West 54th Street already has six loading docks with a seventh anticipated to accommodate the hotel in the new building. Although every proposed design alternative for the seventh loading dock has been met with reasons why they are not feasible, I am still concerned about another loading dock being added on a block already heavily taxed with delivery and through traffic. The existing loading docks are not currently used by MoMA with the museum insisting that a full complement of security is needed each time a loading dock is used. Trucks are usually parked on the street while they are loaded or unloaded. The six existing loading docks need to be used more efficiently and a sharing agreement with Tower Verre should be explored.
Transit & Pedestrians
After MoMA’s last expansion of 40,000 square feet, attendance grew from 1.8 million to 2.5 million visitors. The proposed expansion would be of a similar size. The City Planning Commission’s statement this expansion of MoMA is not likely to increase attendance is simply inconceivable. While I am a strong supporter of MoMA, and fully understand its desire to display more of its collection, I am concerned about the ability of the surrounding streets to handle the increased pedestrian traffic. Tower Verre will also have a steady stream of hotel and restaurant patrons, residents and tourists coming and going. In accordance with the Borough President’s recommendations, MoMA should be prepared to explore ways to help alleviate visitor traffic.

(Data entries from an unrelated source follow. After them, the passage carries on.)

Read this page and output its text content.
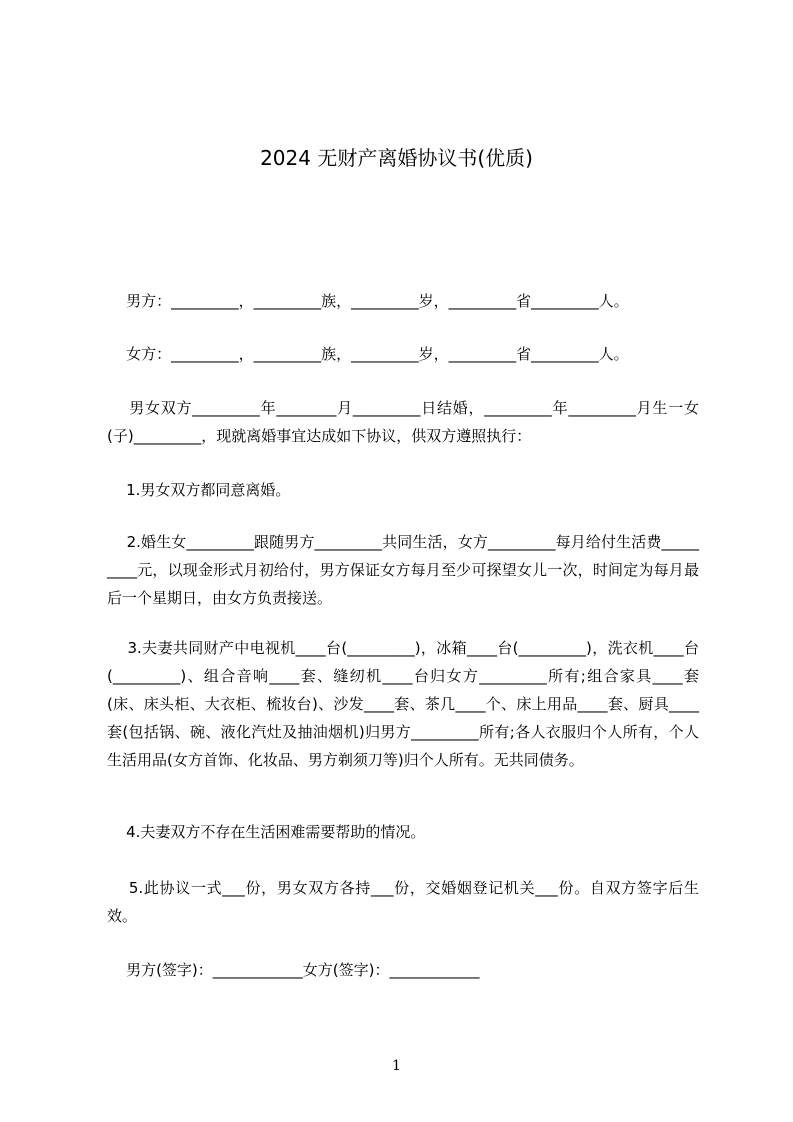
2024 无财产离婚协议书(优质)

男方：_________，_________族，_________岁，_________省_________人。

女方：_________，_________族，_________岁，_________省_________人。

男女双方_________年________月_________日结婚，_________年_________月生一女(子)_________，现就离婚事宜达成如下协议，供双方遵照执行：

1.男女双方都同意离婚。

2.婚生女_________跟随男方_________共同生活，女方_________每月给付生活费_________元，以现金形式月初给付，男方保证女方每月至少可探望女儿一次，时间定为每月最后一个星期日，由女方负责接送。

3.夫妻共同财产中电视机____台(_________)，冰箱____台(_________)，洗衣机____台(_________)、组合音响____套、缝纫机____台归女方_________所有;组合家具____套(床、床头柜、大衣柜、梳妆台)、沙发____套、茶几____个、床上用品____套、厨具____套(包括锅、碗、液化汽灶及抽油烟机)归男方_________所有;各人衣服归个人所有，个人生活用品(女方首饰、化妆品、男方剃须刀等)归个人所有。无共同债务。

4.夫妻双方不存在生活困难需要帮助的情况。

5.此协议一式___份，男女双方各持___份，交婚姻登记机关___份。自双方签字后生效。

男方(签字)：____________女方(签字)：____________

1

There is a lot of concern that 54th street is turning into a “back of operations” street for the museum and Tower Verre thereby changing the nature of a once residential block. Residents of both 53rd and 54th streets have recommended that Tower Verre create a public pass through as has been created in a number of buildings on 57th street and which will help enliven the block.
The New York City Council should consider these issues as well as the other concerns and proposals of my constituents, Community Board 5, affected neighborhood organizations and advocacy groups, and my fellow elected officials. I strongly encourage the City Council to ensure that any and all development at 53 West 53rd Street reflects the area’s character and positively contributes to the community.
Thank you for your consideration of my views.